Two weeks ago, Marc warned that General Electric (NYSE: GE) would likely cut its dividend. On Monday, the company announced a $4.1 billion cut, the largest in U.S. history outside of the financial crisis.
Speaking of predicting dividend cuts…
In December 2015, I covered CYS Investments (NYSE: CYS), which invests in mortgage-backed securities. I concluded the article by saying, “I’d be shocked if [the dividend] isn’t reduced again in the next 12 to 24 months.”
CYS lowered its dividend six months later.
Let’s see if things have stabilized for the company…

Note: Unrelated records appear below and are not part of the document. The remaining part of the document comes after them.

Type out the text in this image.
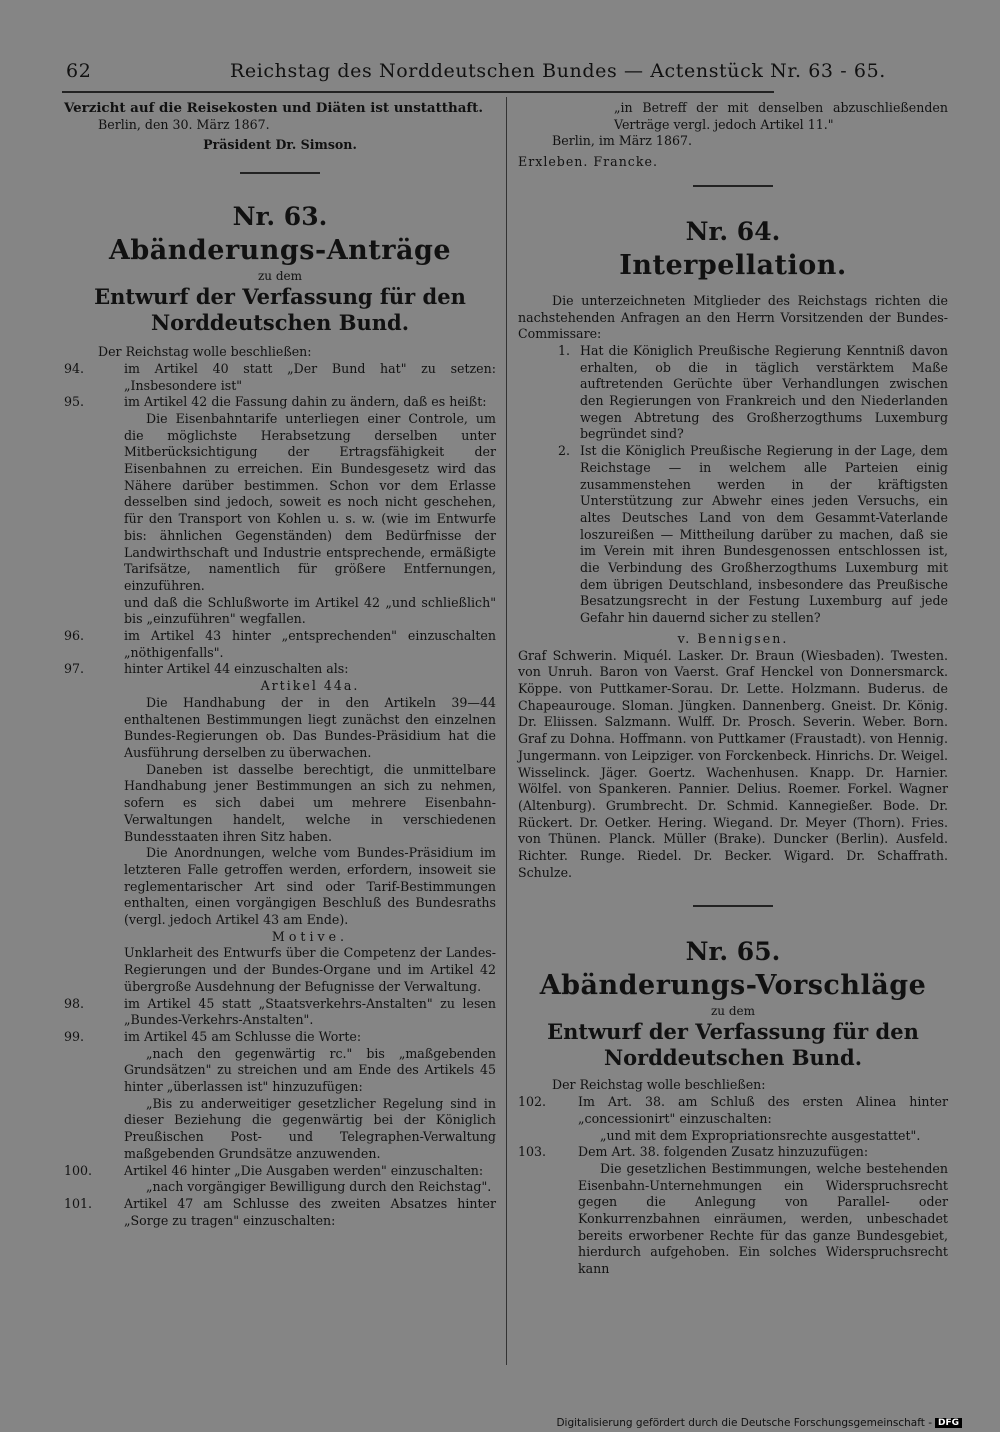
62	Reichstag des Norddeutschen Bundes — Actenstück Nr. 63 - 65.

Verzicht auf die Reisekosten und Diäten ist unstatthaft.

Berlin, den 30. März 1867.

Präsident Dr. Simson.

Nr. 63.
Abänderungs-Anträge
zu dem
Entwurf der Verfassung für den Norddeutschen Bund.

Der Reichstag wolle beschließen:

94.	im Artikel 40 statt „Der Bund hat" zu setzen: „Insbesondere ist"

95.	im Artikel 42 die Fassung dahin zu ändern, daß es heißt:

Die Eisenbahntarife unterliegen einer Controle, um die möglichste Herabsetzung derselben unter Mitberücksichtigung der Ertragsfähigkeit der Eisenbahnen zu erreichen. Ein Bundesgesetz wird das Nähere darüber bestimmen. Schon vor dem Erlasse desselben sind jedoch, soweit es noch nicht geschehen, für den Transport von Kohlen u. s. w. (wie im Entwurfe bis: ähnlichen Gegenständen) dem Bedürfnisse der Landwirthschaft und Industrie entsprechende, ermäßigte Tarifsätze, namentlich für größere Entfernungen, einzuführen.

und daß die Schlußworte im Artikel 42 „und schließlich" bis „einzuführen" wegfallen.

96.	im Artikel 43 hinter „entsprechenden" einzuschalten „nöthigenfalls".

97.	hinter Artikel 44 einzuschalten als:

Artikel 44a.

Die Handhabung der in den Artikeln 39—44 enthaltenen Bestimmungen liegt zunächst den einzelnen Bundes-Regierungen ob. Das Bundes-Präsidium hat die Ausführung derselben zu überwachen.

Daneben ist dasselbe berechtigt, die unmittelbare Handhabung jener Bestimmungen an sich zu nehmen, sofern es sich dabei um mehrere Eisenbahn-Verwaltungen handelt, welche in verschiedenen Bundesstaaten ihren Sitz haben.

Die Anordnungen, welche vom Bundes-Präsidium im letzteren Falle getroffen werden, erfordern, insoweit sie reglementarischer Art sind oder Tarif-Bestimmungen enthalten, einen vorgängigen Beschluß des Bundesraths (vergl. jedoch Artikel 43 am Ende).

Motive.

Unklarheit des Entwurfs über die Competenz der Landes-Regierungen und der Bundes-Organe und im Artikel 42 übergroße Ausdehnung der Befugnisse der Verwaltung.

98.	im Artikel 45 statt „Staatsverkehrs-Anstalten" zu lesen „Bundes-Verkehrs-Anstalten".

99.	im Artikel 45 am Schlusse die Worte:

„nach den gegenwärtig rc." bis „maßgebenden Grundsätzen" zu streichen und am Ende des Artikels 45 hinter „überlassen ist" hinzuzufügen:

„Bis zu anderweitiger gesetzlicher Regelung sind in dieser Beziehung die gegenwärtig bei der Königlich Preußischen Post- und Telegraphen-Verwaltung maßgebenden Grundsätze anzuwenden.

100.	Artikel 46 hinter „Die Ausgaben werden" einzuschalten:

„nach vorgängiger Bewilligung durch den Reichstag".

101.	Artikel 47 am Schlusse des zweiten Absatzes hinter „Sorge zu tragen" einzuschalten:

„in Betreff der mit denselben abzuschließenden Verträge vergl. jedoch Artikel 11."

Berlin, im März 1867.

Erxleben. Francke.

Nr. 64.
Interpellation.

Die unterzeichneten Mitglieder des Reichstags richten die nachstehenden Anfragen an den Herrn Vorsitzenden der Bundes-Commissare:

1. Hat die Königlich Preußische Regierung Kenntniß davon erhalten, ob die in täglich verstärktem Maße auftretenden Gerüchte über Verhandlungen zwischen den Regierungen von Frankreich und den Niederlanden wegen Abtretung des Großherzogthums Luxemburg begründet sind?

2. Ist die Königlich Preußische Regierung in der Lage, dem Reichstage — in welchem alle Parteien einig zusammenstehen werden in der kräftigsten Unterstützung zur Abwehr eines jeden Versuchs, ein altes Deutsches Land von dem Gesammt-Vaterlande loszureißen — Mittheilung darüber zu machen, daß sie im Verein mit ihren Bundesgenossen entschlossen ist, die Verbindung des Großherzogthums Luxemburg mit dem übrigen Deutschland, insbesondere das Preußische Besatzungsrecht in der Festung Luxemburg auf jede Gefahr hin dauernd sicher zu stellen?

v. Bennigsen.

Graf Schwerin. Miquél. Lasker. Dr. Braun (Wiesbaden). Twesten. von Unruh. Baron von Vaerst. Graf Henckel von Donnersmarck. Köppe. von Puttkamer-Sorau. Dr. Lette. Holzmann. Buderus. de Chapeaurouge. Sloman. Jüngken. Dannenberg. Gneist. Dr. König. Dr. Eliissen. Salzmann. Wulff. Dr. Prosch. Severin. Weber. Born. Graf zu Dohna. Hoffmann. von Puttkamer (Fraustadt). von Hennig. Jungermann. von Leipziger. von Forckenbeck. Hinrichs. Dr. Weigel. Wisselinck. Jäger. Goertz. Wachenhusen. Knapp. Dr. Harnier. Wölfel. von Spankeren. Pannier. Delius. Roemer. Forkel. Wagner (Altenburg). Grumbrecht. Dr. Schmid. Kannegießer. Bode. Dr. Rückert. Dr. Oetker. Hering. Wiegand. Dr. Meyer (Thorn). Fries. von Thünen. Planck. Müller (Brake). Duncker (Berlin). Ausfeld. Richter. Runge. Riedel. Dr. Becker. Wigard. Dr. Schaffrath. Schulze.

Nr. 65.
Abänderungs-Vorschläge
zu dem
Entwurf der Verfassung für den Norddeutschen Bund.

Der Reichstag wolle beschließen:

102.	Im Art. 38. am Schluß des ersten Alinea hinter „concessionirt" einzuschalten:

„und mit dem Expropriationsrechte ausgestattet".

103.	Dem Art. 38. folgenden Zusatz hinzuzufügen:

Die gesetzlichen Bestimmungen, welche bestehenden Eisenbahn-Unternehmungen ein Widerspruchsrecht gegen die Anlegung von Parallel- oder Konkurrenzbahnen einräumen, werden, unbeschadet bereits erworbener Rechte für das ganze Bundesgebiet, hierdurch aufgehoben. Ein solches Widerspruchsrecht kann

Digitalisierung gefördert durch die Deutsche Forschungsgemeinschaft - DFG
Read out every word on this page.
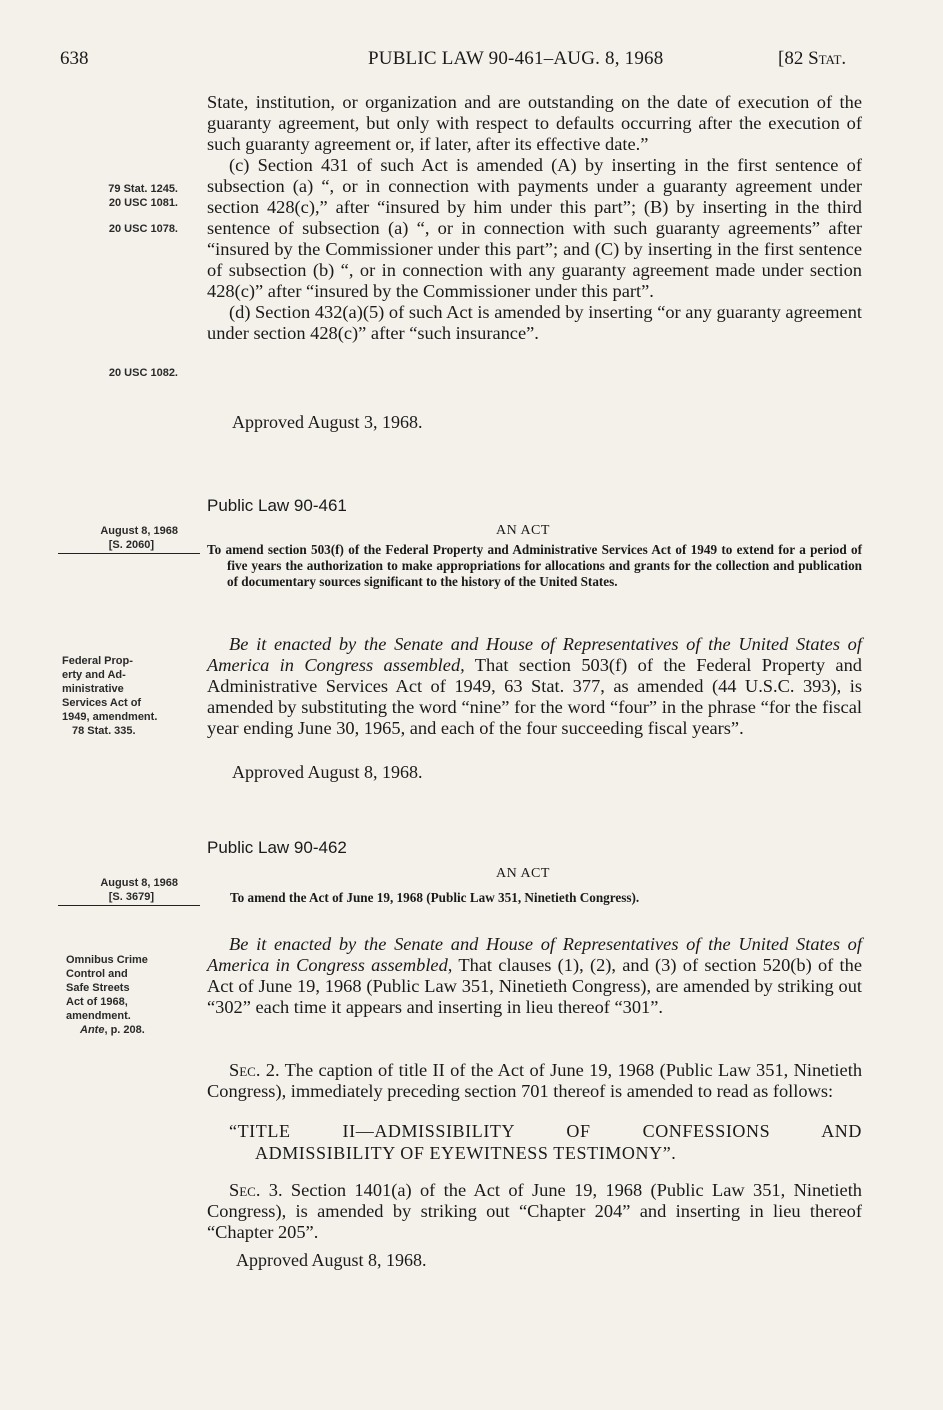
638	PUBLIC LAW 90-461–AUG. 8, 1968	[82 Stat.
79 Stat. 1245.
20 USC 1081.
20 USC 1078.
20 USC 1082.
August 8, 1968
[S. 2060]
Federal Prop-
erty and Ad-
ministrative
Services Act of
1949, amendment.
78 Stat. 335.
August 8, 1968
[S. 3679]
Omnibus Crime
Control and
Safe Streets
Act of 1968,
amendment.
Ante, p. 208.

State, institution, or organization and are outstanding on the date of execution of the guaranty agreement, but only with respect to defaults occurring after the execution of such guaranty agreement or, if later, after its effective date.”

(c) Section 431 of such Act is amended (A) by inserting in the first sentence of subsection (a) “, or in connection with payments under a guaranty agreement under section 428(c),” after “insured by him under this part”; (B) by inserting in the third sentence of subsection (a) “, or in connection with such guaranty agreements” after “insured by the Commissioner under this part”; and (C) by inserting in the first sentence of subsection (b) “, or in connection with any guaranty agreement made under section 428(c)” after “insured by the Commissioner under this part”.

(d) Section 432(a)(5) of such Act is amended by inserting “or any guaranty agreement under section 428(c)” after “such insurance”.

Approved August 3, 1968.
Public Law 90-461
AN ACT
To amend section 503(f) of the Federal Property and Administrative Services Act of 1949 to extend for a period of five years the authorization to make appropriations for allocations and grants for the collection and publication of documentary sources significant to the history of the United States.
Be it enacted by the Senate and House of Representatives of the United States of America in Congress assembled, That section 503(f) of the Federal Property and Administrative Services Act of 1949, 63 Stat. 377, as amended (44 U.S.C. 393), is amended by substituting the word “nine” for the word “four” in the phrase “for the fiscal year ending June 30, 1965, and each of the four succeeding fiscal years”.
Approved August 8, 1968.
Public Law 90-462
AN ACT
To amend the Act of June 19, 1968 (Public Law 351, Ninetieth Congress).
Be it enacted by the Senate and House of Representatives of the United States of America in Congress assembled, That clauses (1), (2), and (3) of section 520(b) of the Act of June 19, 1968 (Public Law 351, Ninetieth Congress), are amended by striking out “302” each time it appears and inserting in lieu thereof “301”.
Sec. 2. The caption of title II of the Act of June 19, 1968 (Public Law 351, Ninetieth Congress), immediately preceding section 701 thereof is amended to read as follows:
“TITLE II—ADMISSIBILITY OF CONFESSIONS AND
ADMISSIBILITY OF EYEWITNESS TESTIMONY”.
Sec. 3. Section 1401(a) of the Act of June 19, 1968 (Public Law 351, Ninetieth Congress), is amended by striking out “Chapter 204” and inserting in lieu thereof “Chapter 205”.
Approved August 8, 1968.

In the first nine months of the year, CYS’ net interest income (NII) was $149 million. It paid $91 million in dividends. However, it’s expected to pay out more than $172 million for the full year.
At the current pace, NII should cover the dividend – but not by much.
The problem is that NII will likely fall going forward. There are no NII estimates for next year or 2019, but both earnings and free cash flow are projected to fall.
That’s not a guarantee that NII will drop, but if the trend for those two metrics is down, it’s likely that NII will follow.
CYS is a serial dividend cutter. The company has reduced its regular dividend every year since 2011 (even though it paid a $0.52-per-share special dividend in 2012)…
I avoid companies that cut their dividend because if they cut it once, they won’t be shy about doing it again. Clearly, CYS’ management has no problem slashing its payout to shareholders.
CYS’ NII barely covers the dividend and very likely will not next year. Growth is headed the wrong way, and the company cuts the dividend every year.
I don’t see why 2018 would be any different. Look for CYS to lower its dividend next year to below $1.